But, if he is, he must surely have felt it when his predecessor paid public tribute, during that last appeal for votes, to his "masterly leadership".
 

October 2 was the most significant day for the Olympic Movement for a long, long time – it may also now face a tough battle to maintain US commercial support at anything like current levels, but that’s another story.
 

And it was not all down to Rio.
 

● The received wisdom on Friday’s vote is likely to be that the Brazilians bossed it.
 

And Rio’s 66-32 victory margin in the final run-off with Madrid was nothing if not emphatic.
 

The detailed figures, though, tell a different story.
 

Faced with a first-round choice between four bids, all impressive but none perfect, the opinion of IOC members was so divided that almost anything could have happened.
 

Madrid actually "won" that first round with 28 votes, followed by Rio (26), Tokyo (22) and Chicago (18).
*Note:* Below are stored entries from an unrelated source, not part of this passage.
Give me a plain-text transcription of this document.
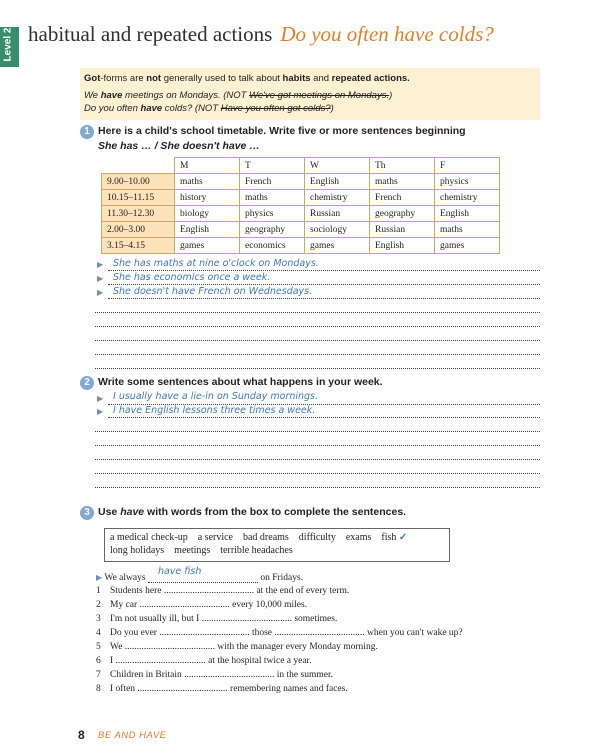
Level 2 habitual and repeated actions Do you often have colds?
Got-forms are not generally used to talk about habits and repeated actions.
We have meetings on Mondays. (NOT We've got meetings on Mondays.)
Do you often have colds? (NOT Have you often got colds?)
1 Here is a child's school timetable. Write five or more sentences beginning
She has … / She doesn't have …
	M	T	W	Th	F
9.00–10.00	maths	French	English	maths	physics
10.15–11.15	history	maths	chemistry	French	chemistry
11.30–12.30	biology	physics	Russian	geography	English
2.00–3.00	English	geography	sociology	Russian	maths
3.15–4.15	games	economics	games	English	games
▶ She has maths at nine o'clock on Mondays.
▶ She has economics once a week.
▶ She doesn't have French on Wednesdays.
2 Write some sentences about what happens in your week.
▶ I usually have a lie-in on Sunday mornings.
▶ I have English lessons three times a week.
3 Use have with words from the box to complete the sentences.
a medical check-up    a service    bad dreams    difficulty    exams    fish ✓
long holidays    meetings    terrible headaches
▶ We always have fish on Fridays.
1 Students here ...................................... at the end of every term.
2 My car ...................................... every 10,000 miles.
3 I'm not usually ill, but I ...................................... sometimes.
4 Do you ever ...................................... those ...................................... when you can't wake up?
5 We ...................................... with the manager every Monday morning.
6 I ...................................... at the hospital twice a year.
7 Children in Britain ...................................... in the summer.
8 I often ...................................... remembering names and faces.
8 BE AND HAVE
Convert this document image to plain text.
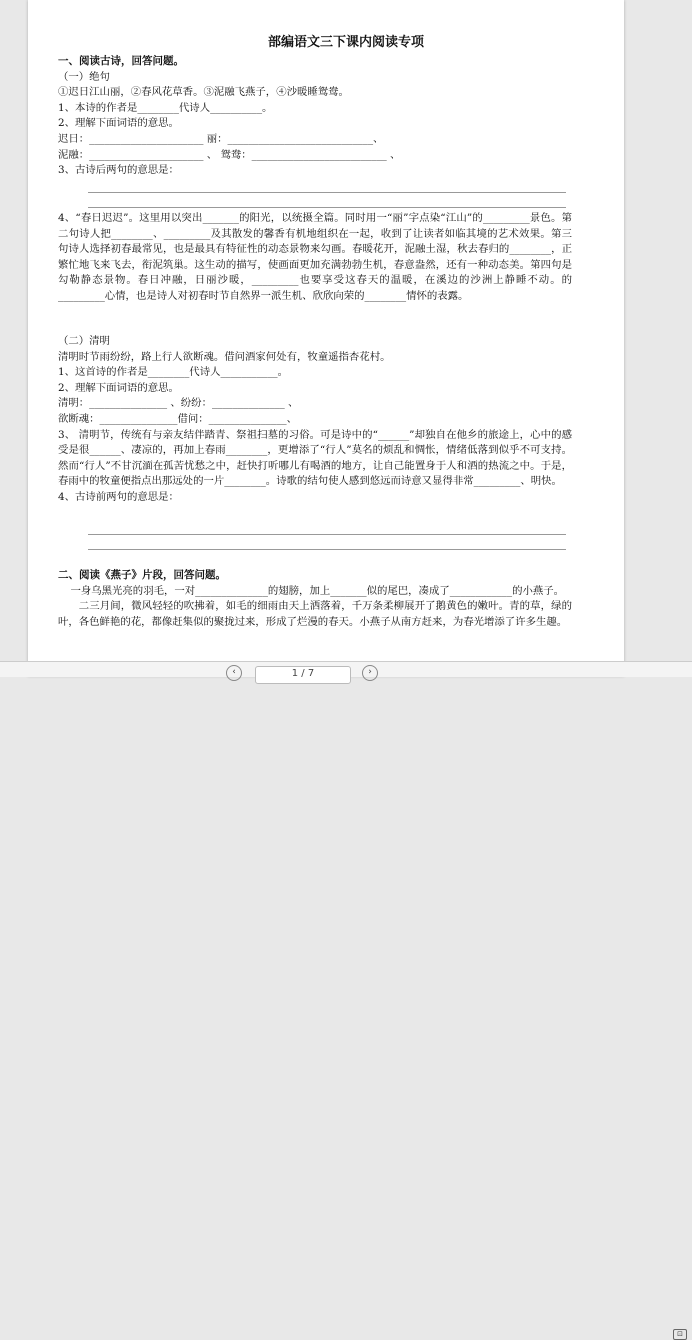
部编语文三下课内阅读专项
一、阅读古诗，回答问题。
（一）绝句
①迟日江山丽，②春风花草香。③泥融飞燕子，④沙暖睡鸳鸯。
1、本诗的作者是________代诗人__________。
2、理解下面词语的意思。
迟日：______________________ 丽：____________________________、
泥融：______________________ 、 鸳鸯：__________________________ 、
3、古诗后两句的意思是：
4、“春日迟迟”。这里用以突出_______的阳光，以统摄全篇。同时用一“丽”字点染“江山”的_________景色。第二句诗人把________、_________及其散发的馨香有机地组织在一起，收到了让读者如临其境的艺术效果。第三句诗人选择初春最常见，也是最具有特征性的动态景物来勾画。春暖花开，泥融土湿，秋去春归的________，正繁忙地飞来飞去，衔泥筑巢。这生动的描写，使画面更加充满勃勃生机，春意盎然，还有一种动态美。第四句是勾勒静态景物。春日冲融，日丽沙暖，_________也要享受这春天的温暖，在溪边的沙洲上静睡不动。的_________心情，也是诗人对初春时节自然界一派生机、欣欣向荣的________情怀的表露。
（二）清明
清明时节雨纷纷，路上行人欲断魂。借问酒家何处有，牧童遥指杏花村。
1、这首诗的作者是________代诗人___________。
2、理解下面词语的意思。
清明：_______________ 、纷纷：______________ 、
欲断魂：_______________借问：_______________、
3、 清明节，传统有与亲友结伴踏青、祭祖扫墓的习俗。可是诗中的“______”却独自在他乡的旅途上，心中的感受是很______、凄凉的，再加上春雨________，更增添了“行人”莫名的烦乱和惆怅，情绪低落到似乎不可支持。然而“行人”不甘沉湎在孤苦忧愁之中，赶快打听哪儿有喝酒的地方，让自己能置身于人和酒的热流之中。于是，春雨中的牧童便指点出那远处的一片________。诗歌的结句使人感到悠远而诗意又显得非常_________、明快。
4、古诗前两句的意思是：
二、阅读《燕子》片段，回答问题。
一身乌黑光亮的羽毛，一对______________的翅膀，加上_______似的尾巴，凑成了____________的小燕子。
二三月间，微风轻轻的吹拂着，如毛的细雨由天上洒落着，千万条柔柳展开了鹅黄色的嫩叶。青的草，绿的叶，各色鲜艳的花，都像赶集似的聚拢过来，形成了烂漫的春天。小燕子从南方赶来，为春光增添了许多生趣。
‹	1 / 7	›
⊡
Quite a number of IOC members, I suspect, would have been torn in particular between voting for Chicago and Rio. (The Americas were, after all, the only geographic zone with more than one candidate.)
 

That’s why I wrote in January that it wouldn't surprise me if one or other of them turned out to be the first city eliminated.
 

So, looked at another way, those first-round figures show that had Chicago's last-ditch change of tack in the final month of the campaign wooed another five members away from the South American bid, Rio would have replaced them as first city eliminated.
 

Had they wooed just four members away, we'd have had a three-way tie for last place.
 

Rio ultimately won this contest so comfortably for one simple reason: away from their core supporters, they were everybody’s second choice.
 

That’s a lesson worth absorbing for candidates assembling at the start-line for the 2018 Winter Olympics race.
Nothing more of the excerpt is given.